A few days before, the 28-year-old, who goes by the name of Catire, had watched a national guardsman get his arm broken at a protest.
A week earlier, a friend collapsed several paces from him on the riot line, shot through the groin.
Catire pulled up his visor and chain-smoked by his motorcycle, hoping the day would pass quickly.
Several kilometers away on the other side of the city, tens of thousands of Venezuelans in white shirts and homemade gas masks gathered to march toward Catire and his unit, part of a bloody protest movement that has seen dozens of deaths in more than two months of turmoil.
Catire’s family suffers along with protesters who skip meals while watching their money become worthless. The lieutenant is unsure whether to blame the government or the opposition for the crisis. What he and other soldiers decide in the coming months could decide the country’s fate.
Venezuelan President Nicolas Maduro has greatly expanded the military’s authority and is leaning on the armed forces as his own grip on power weakens.
The military has helped hold up the socialist administration for more than a decade, but never before was it the government’s main crutch, and despite the outward loyalty of top officers, cracks are beginning to appear.
In April, three lieutenants publicly rejected the Venezuelan president as commander-in-chief and sought asylum in Colombia.
Another lieutenant in a restive western state cut up his official military ID card as supporters cheered.
“Soldiers must not turn their arms on the people,” he said.
Days later, he was in military prison.
“The country is unhappy with the situation right now and the armed forces are no exception. The military has traditionally been on the right side of history here. If they turn, it’s all over for Maduro,” said Cliver Alcala, a retired Venezuelan general who participated in an unsuccessful 1992 coup attempt led by a then-unknown junior officer named Hugo Chavez.
These days, Alcala is a vocal opponent of the socialist government installed by Chavez after he won election to the Venezuelan presidency in 1998.
Despite counterintelligence and close surveillance in the barracks, Maduro is unlikely to know an uprising is brewing until it is already upon him, Alcala said.
Any actual coup would cause an international crisis across a hemisphere profoundly scarred by the bloody military takeovers that marked much of the past century.

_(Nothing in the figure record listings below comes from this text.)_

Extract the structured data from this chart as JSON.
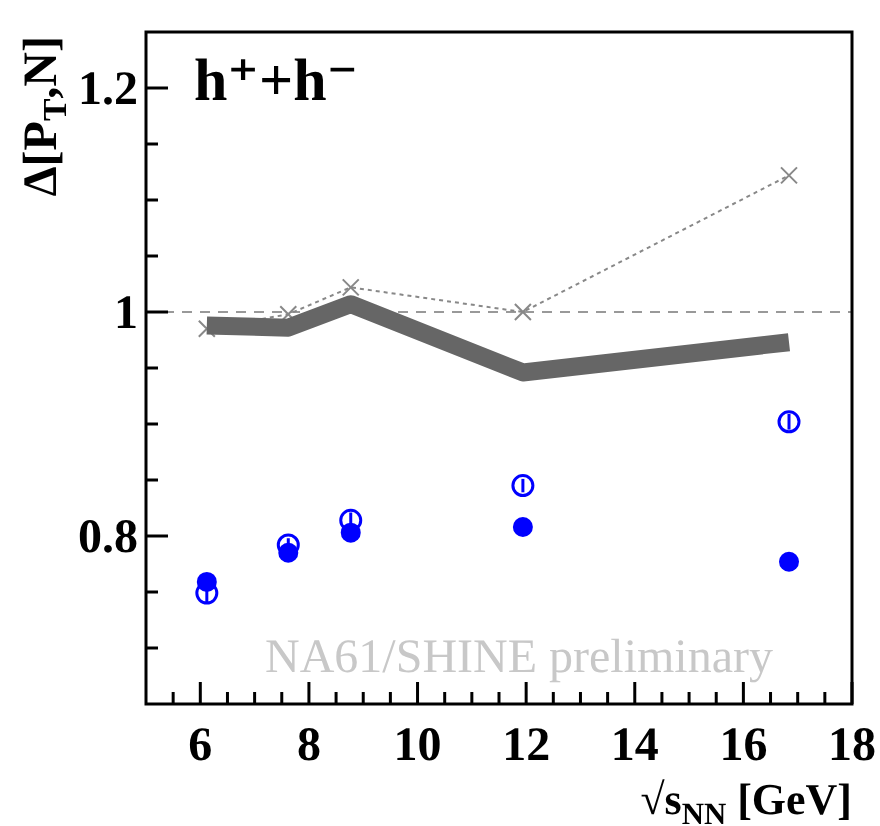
{
  "chart_data": {
    "type": "scatter",
    "ylabel": "Δ[P$_{T}$,N]",
    "xlabel": "√s$_{NN}$ [GeV]",
    "annotations": [
      "h⁺+h⁻",
      "NA61/SHINE preliminary"
    ],
    "x": [
      6.12,
      7.62,
      8.77,
      11.94,
      16.84
    ],
    "series": [
      {
        "type": "line",
        "color": "#888888",
        "line_style": "dotted",
        "marker": "cross",
        "values": [
          0.985,
          0.998,
          1.022,
          1.0,
          1.122
        ]
      },
      {
        "type": "line",
        "color": "#666666",
        "marker": "none",
        "values": [
          0.988,
          0.986,
          1.007,
          0.946,
          0.973
        ]
      },
      {
        "color": "#0000ff",
        "marker": "circle",
        "values": [
          0.759,
          0.785,
          0.803,
          0.808,
          0.777
        ],
        "errors": [
          0.008,
          0.006,
          0.005,
          0.004,
          0.008
        ]
      },
      {
        "color": "#0000ff",
        "marker": "circle",
        "values": [
          0.749,
          0.792,
          0.814,
          0.845,
          0.902
        ],
        "errors": [
          0.008,
          0.006,
          0.007,
          0.006,
          0.007
        ]
      }
    ],
    "xlim": [
      5,
      18
    ],
    "ylim": [
      0.65,
      1.25
    ],
    "xticks": [
      {
        "value": 5.5,
        "label": null
      },
      6,
      {
        "value": 6.5,
        "label": null
      },
      {
        "value": 7,
        "label": null
      },
      {
        "value": 7.5,
        "label": null
      },
      8,
      {
        "value": 8.5,
        "label": null
      },
      {
        "value": 9,
        "label": null
      },
      {
        "value": 9.5,
        "label": null
      },
      10,
      {
        "value": 10.5,
        "label": null
      },
      {
        "value": 11,
        "label": null
      },
      {
        "value": 11.5,
        "label": null
      },
      12,
      {
        "value": 12.5,
        "label": null
      },
      {
        "value": 13,
        "label": null
      },
      {
        "value": 13.5,
        "label": null
      },
      14,
      {
        "value": 14.5,
        "label": null
      },
      {
        "value": 15,
        "label": null
      },
      {
        "value": 15.5,
        "label": null
      },
      16,
      {
        "value": 16.5,
        "label": null
      },
      {
        "value": 17,
        "label": null
      },
      {
        "value": 17.5,
        "label": null
      },
      18
    ],
    "yticks": [
      {
        "value": 0.7,
        "label": null
      },
      {
        "value": 0.75,
        "label": null
      },
      {
        "value": 0.8,
        "label": "0.8"
      },
      {
        "value": 0.85,
        "label": null
      },
      {
        "value": 0.9,
        "label": null
      },
      {
        "value": 0.95,
        "label": null
      },
      1,
      {
        "value": 1.05,
        "label": null
      },
      {
        "value": 1.1,
        "label": null
      },
      {
        "value": 1.15,
        "label": null
      },
      {
        "value": 1.2,
        "label": "1.2"
      }
    ],
    "ref_lines": [
      {
        "axis": "y",
        "value": 1,
        "color": "#999999",
        "line_style": "dashed"
      }
    ],
    "grid": false
  }
}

However, most opposition figures are hoping for much more passive support: for soldiers to hold back from attacks on protesters.

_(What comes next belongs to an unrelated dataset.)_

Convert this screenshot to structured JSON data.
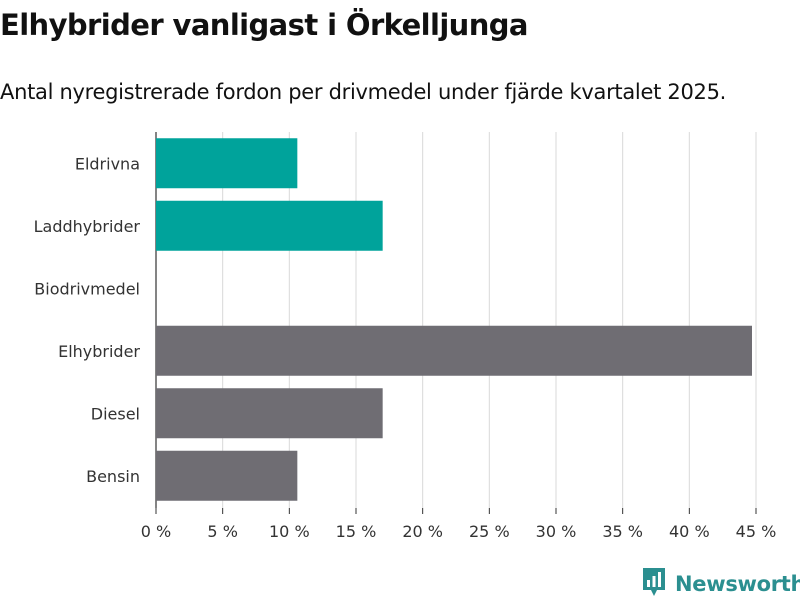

More than a dozen military officers were arrested during the first two weeks of the protests and thrown into a military prison on suspicion of rebellion, according to military documents provided to reporters by a third party.

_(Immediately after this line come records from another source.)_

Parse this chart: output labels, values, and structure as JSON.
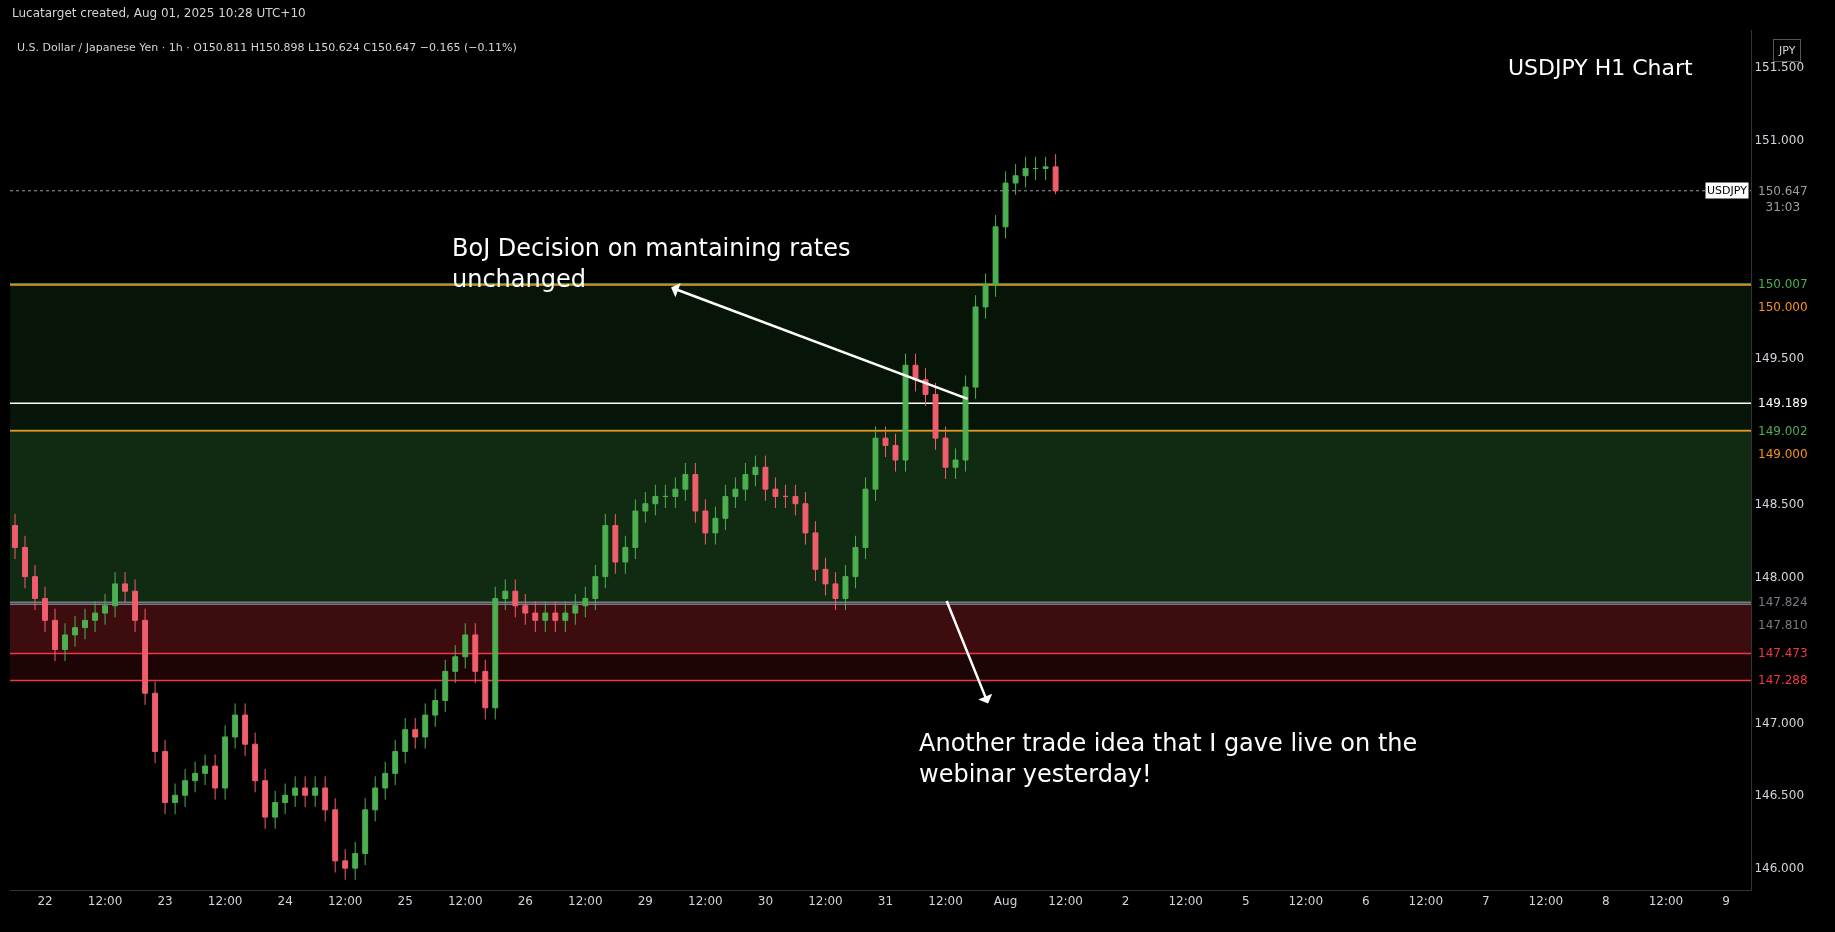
{
  "chart_data": {
    "type": "candlestick",
    "title": "USDJPY H1 Chart",
    "subtitle": "U.S. Dollar / Japanese Yen · 1h · O150.811 H150.898 L150.624 C150.647 −0.165 (−0.11%)",
    "categories": [
      null,
      null,
      null,
      "22",
      null,
      null,
      null,
      null,
      null,
      "12:00",
      null,
      null,
      null,
      null,
      null,
      "23",
      null,
      null,
      null,
      null,
      null,
      "12:00",
      null,
      null,
      null,
      null,
      null,
      "24",
      null,
      null,
      null,
      null,
      null,
      "12:00",
      null,
      null,
      null,
      null,
      null,
      "25",
      null,
      null,
      null,
      null,
      null,
      "12:00",
      null,
      null,
      null,
      null,
      null,
      "26",
      null,
      null,
      null,
      null,
      null,
      "12:00",
      null,
      null,
      null,
      null,
      null,
      "29",
      null,
      null,
      null,
      null,
      null,
      "12:00",
      null,
      null,
      null,
      null,
      null,
      "30",
      null,
      null,
      null,
      null,
      null,
      "12:00",
      null,
      null,
      null,
      null,
      null,
      "31",
      null,
      null,
      null,
      null,
      null,
      "12:00",
      null,
      null,
      null,
      null,
      null,
      "Aug",
      null,
      null,
      null,
      null,
      null,
      "12:00",
      null,
      null,
      null,
      null,
      null,
      "2",
      null,
      null,
      null,
      null,
      null,
      "12:00",
      null,
      null,
      null,
      null,
      null,
      "5",
      null,
      null,
      null,
      null,
      null,
      "12:00",
      null,
      null,
      null,
      null,
      null,
      "6",
      null,
      null,
      null,
      null,
      null,
      "12:00",
      null,
      null,
      null,
      null,
      null,
      "7",
      null,
      null,
      null,
      null,
      null,
      "12:00",
      null,
      null,
      null,
      null,
      null,
      "8",
      null,
      null,
      null,
      null,
      null,
      "12:00",
      null,
      null,
      null,
      null,
      null,
      "9",
      null,
      null
    ],
    "ohlc": [
      [
        148.35,
        148.43,
        148.12,
        148.2
      ],
      [
        148.2,
        148.28,
        147.92,
        148.0
      ],
      [
        148.0,
        148.08,
        147.77,
        147.85
      ],
      [
        147.85,
        147.93,
        147.62,
        147.7
      ],
      [
        147.7,
        147.78,
        147.42,
        147.5
      ],
      [
        147.5,
        147.68,
        147.42,
        147.6
      ],
      [
        147.6,
        147.73,
        147.52,
        147.65
      ],
      [
        147.65,
        147.78,
        147.57,
        147.7
      ],
      [
        147.7,
        147.83,
        147.62,
        147.75
      ],
      [
        147.75,
        147.88,
        147.67,
        147.8
      ],
      [
        147.8,
        148.03,
        147.72,
        147.95
      ],
      [
        147.95,
        148.03,
        147.82,
        147.9
      ],
      [
        147.9,
        147.98,
        147.62,
        147.7
      ],
      [
        147.7,
        147.78,
        147.12,
        147.2
      ],
      [
        147.2,
        147.28,
        146.72,
        146.8
      ],
      [
        146.8,
        146.88,
        146.37,
        146.45
      ],
      [
        146.45,
        146.58,
        146.37,
        146.5
      ],
      [
        146.5,
        146.68,
        146.42,
        146.6
      ],
      [
        146.6,
        146.73,
        146.52,
        146.65
      ],
      [
        146.65,
        146.78,
        146.57,
        146.7
      ],
      [
        146.7,
        146.78,
        146.47,
        146.55
      ],
      [
        146.55,
        146.98,
        146.47,
        146.9
      ],
      [
        146.9,
        147.13,
        146.82,
        147.05
      ],
      [
        147.05,
        147.13,
        146.77,
        146.85
      ],
      [
        146.85,
        146.93,
        146.52,
        146.6
      ],
      [
        146.6,
        146.68,
        146.27,
        146.35
      ],
      [
        146.35,
        146.53,
        146.27,
        146.45
      ],
      [
        146.45,
        146.58,
        146.37,
        146.5
      ],
      [
        146.5,
        146.63,
        146.42,
        146.55
      ],
      [
        146.55,
        146.63,
        146.42,
        146.5
      ],
      [
        146.5,
        146.63,
        146.42,
        146.55
      ],
      [
        146.55,
        146.63,
        146.32,
        146.4
      ],
      [
        146.4,
        146.48,
        145.97,
        146.05
      ],
      [
        146.05,
        146.13,
        145.92,
        146.0
      ],
      [
        146.0,
        146.18,
        145.92,
        146.1
      ],
      [
        146.1,
        146.48,
        146.02,
        146.4
      ],
      [
        146.4,
        146.63,
        146.32,
        146.55
      ],
      [
        146.55,
        146.73,
        146.47,
        146.65
      ],
      [
        146.65,
        146.88,
        146.57,
        146.8
      ],
      [
        146.8,
        147.03,
        146.72,
        146.95
      ],
      [
        146.95,
        147.03,
        146.82,
        146.9
      ],
      [
        146.9,
        147.13,
        146.82,
        147.05
      ],
      [
        147.05,
        147.23,
        146.97,
        147.15
      ],
      [
        147.15,
        147.43,
        147.07,
        147.35
      ],
      [
        147.35,
        147.53,
        147.27,
        147.45
      ],
      [
        147.45,
        147.68,
        147.37,
        147.6
      ],
      [
        147.6,
        147.68,
        147.27,
        147.35
      ],
      [
        147.35,
        147.43,
        147.02,
        147.1
      ],
      [
        147.1,
        147.93,
        147.02,
        147.85
      ],
      [
        147.85,
        147.98,
        147.77,
        147.9
      ],
      [
        147.9,
        147.98,
        147.72,
        147.8
      ],
      [
        147.8,
        147.88,
        147.67,
        147.75
      ],
      [
        147.75,
        147.83,
        147.62,
        147.7
      ],
      [
        147.7,
        147.83,
        147.62,
        147.75
      ],
      [
        147.75,
        147.83,
        147.62,
        147.7
      ],
      [
        147.7,
        147.83,
        147.62,
        147.75
      ],
      [
        147.75,
        147.88,
        147.67,
        147.8
      ],
      [
        147.8,
        147.93,
        147.72,
        147.85
      ],
      [
        147.85,
        148.08,
        147.77,
        148.0
      ],
      [
        148.0,
        148.43,
        147.92,
        148.35
      ],
      [
        148.35,
        148.43,
        148.02,
        148.1
      ],
      [
        148.1,
        148.28,
        148.02,
        148.2
      ],
      [
        148.2,
        148.53,
        148.12,
        148.45
      ],
      [
        148.45,
        148.58,
        148.37,
        148.5
      ],
      [
        148.5,
        148.63,
        148.42,
        148.55
      ],
      [
        148.55,
        148.63,
        148.47,
        148.55
      ],
      [
        148.55,
        148.68,
        148.47,
        148.6
      ],
      [
        148.6,
        148.78,
        148.52,
        148.7
      ],
      [
        148.7,
        148.78,
        148.37,
        148.45
      ],
      [
        148.45,
        148.53,
        148.22,
        148.3
      ],
      [
        148.3,
        148.48,
        148.22,
        148.4
      ],
      [
        148.4,
        148.63,
        148.32,
        148.55
      ],
      [
        148.55,
        148.68,
        148.47,
        148.6
      ],
      [
        148.6,
        148.78,
        148.52,
        148.7
      ],
      [
        148.7,
        148.83,
        148.62,
        148.75
      ],
      [
        148.75,
        148.83,
        148.52,
        148.6
      ],
      [
        148.6,
        148.68,
        148.47,
        148.55
      ],
      [
        148.55,
        148.63,
        148.47,
        148.55
      ],
      [
        148.55,
        148.63,
        148.42,
        148.5
      ],
      [
        148.5,
        148.58,
        148.22,
        148.3
      ],
      [
        148.3,
        148.38,
        147.97,
        148.05
      ],
      [
        148.05,
        148.13,
        147.87,
        147.95
      ],
      [
        147.95,
        148.03,
        147.77,
        147.85
      ],
      [
        147.85,
        148.08,
        147.77,
        148.0
      ],
      [
        148.0,
        148.28,
        147.92,
        148.2
      ],
      [
        148.2,
        148.68,
        148.12,
        148.6
      ],
      [
        148.6,
        149.03,
        148.52,
        148.95
      ],
      [
        148.95,
        149.03,
        148.82,
        148.9
      ],
      [
        148.9,
        148.98,
        148.72,
        148.8
      ],
      [
        148.8,
        149.53,
        148.72,
        149.45
      ],
      [
        149.45,
        149.53,
        149.27,
        149.35
      ],
      [
        149.35,
        149.43,
        149.17,
        149.25
      ],
      [
        149.25,
        149.33,
        148.87,
        148.95
      ],
      [
        148.95,
        149.03,
        148.67,
        148.75
      ],
      [
        148.75,
        148.88,
        148.67,
        148.8
      ],
      [
        148.8,
        149.38,
        148.72,
        149.3
      ],
      [
        149.3,
        149.93,
        149.22,
        149.85
      ],
      [
        149.85,
        150.08,
        149.77,
        150.0
      ],
      [
        150.0,
        150.48,
        149.92,
        150.4
      ],
      [
        150.4,
        150.78,
        150.32,
        150.7
      ],
      [
        150.7,
        150.83,
        150.62,
        150.75
      ],
      [
        150.75,
        150.88,
        150.67,
        150.8
      ],
      [
        150.8,
        150.88,
        150.72,
        150.8
      ],
      [
        150.8,
        150.88,
        150.72,
        150.811
      ],
      [
        150.811,
        150.898,
        150.624,
        150.647
      ],
      null,
      null,
      null,
      null,
      null,
      null,
      null,
      null,
      null,
      null,
      null,
      null,
      null,
      null,
      null,
      null,
      null,
      null,
      null,
      null,
      null,
      null,
      null,
      null,
      null,
      null,
      null,
      null,
      null,
      null,
      null,
      null,
      null,
      null,
      null,
      null,
      null,
      null,
      null,
      null,
      null,
      null,
      null,
      null,
      null,
      null,
      null,
      null,
      null,
      null,
      null,
      null,
      null,
      null,
      null,
      null,
      null,
      null,
      null,
      null,
      null,
      null,
      null,
      null,
      null,
      null,
      null,
      null,
      null
    ],
    "ylim": [
      145.85,
      151.75
    ],
    "yticks": [
      {
        "value": 146,
        "label": "146.000"
      },
      {
        "value": 146.5,
        "label": "146.500"
      },
      {
        "value": 147,
        "label": "147.000"
      },
      {
        "value": 148,
        "label": "148.000"
      },
      {
        "value": 148.5,
        "label": "148.500"
      },
      {
        "value": 149.5,
        "label": "149.500"
      },
      {
        "value": 151,
        "label": "151.000"
      },
      {
        "value": 151.5,
        "label": "151.500"
      }
    ],
    "grid": false,
    "ref_lines": [
      {
        "axis": "y",
        "value": 150.647,
        "label": "150.647\n31:03",
        "color": "#9e9e9e",
        "line_style": "dotted"
      },
      {
        "axis": "y",
        "value": 150.007,
        "label": "150.007",
        "color": "#4caf50",
        "line_style": "solid"
      },
      {
        "axis": "y",
        "value": 150.0,
        "label": "150.000",
        "color": "#f7931a",
        "line_style": "solid"
      },
      {
        "axis": "y",
        "value": 149.189,
        "label": "149.189",
        "color": "#ffffff",
        "line_style": "solid"
      },
      {
        "axis": "y",
        "value": 149.002,
        "label": "149.002",
        "color": "#4caf50",
        "line_style": "solid"
      },
      {
        "axis": "y",
        "value": 149.0,
        "label": "149.000",
        "color": "#f7931a",
        "line_style": "solid"
      },
      {
        "axis": "y",
        "value": 147.824,
        "label": "147.824",
        "color": "#787b86",
        "line_style": "solid"
      },
      {
        "axis": "y",
        "value": 147.81,
        "label": "147.810",
        "color": "#787b86",
        "line_style": "solid"
      },
      {
        "axis": "y",
        "value": 147.473,
        "label": "147.473",
        "color": "#f23645",
        "line_style": "solid"
      },
      {
        "axis": "y",
        "value": 147.288,
        "label": "147.288",
        "color": "#f23645",
        "line_style": "solid"
      }
    ],
    "bands": [
      {
        "axis": "y",
        "from": 147.824,
        "to": 149.002,
        "color": "#4caf50"
      },
      {
        "axis": "y",
        "from": 147.473,
        "to": 147.824,
        "color": "#f23645"
      },
      {
        "axis": "y",
        "from": 147.81,
        "to": 150.007,
        "color": "#2e7d32"
      },
      {
        "axis": "y",
        "from": 147.288,
        "to": 147.81,
        "color": "#b71c1c"
      }
    ],
    "annotations": [
      "Lucatarget created, Aug 01, 2025 10:28 UTC+10",
      "BoJ Decision on mantaining rates\nunchanged",
      "Another trade idea that I gave live on the\nwebinar yesterday!",
      "USDJPY",
      "JPY"
    ]
  }
}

The government has pampered the armed forces as much as an economy in shambles will allow.
Before Catire put on his green fatigues, knee-high boots and black body armor, he sat down to a breakfast of two corn cakes, beans, eggs and coffee with milk — more than many Venezuelans eat in a day.
By noon, he and other soldiers were turning back the crowd with tear gas and water cannons.
Toward the day’s end, a group of women approached Catire’s post and shouted: “Lay down your arms and join us.”
Some stripped naked and threw their clothes over the 3.6m barricade the soldiers had set up.
However, the young men stayed immobile and silent.
“Take down this wall,” the women said.
After a few more hours, both sides went home to cool down and prepare to repeat the whole process the next morning.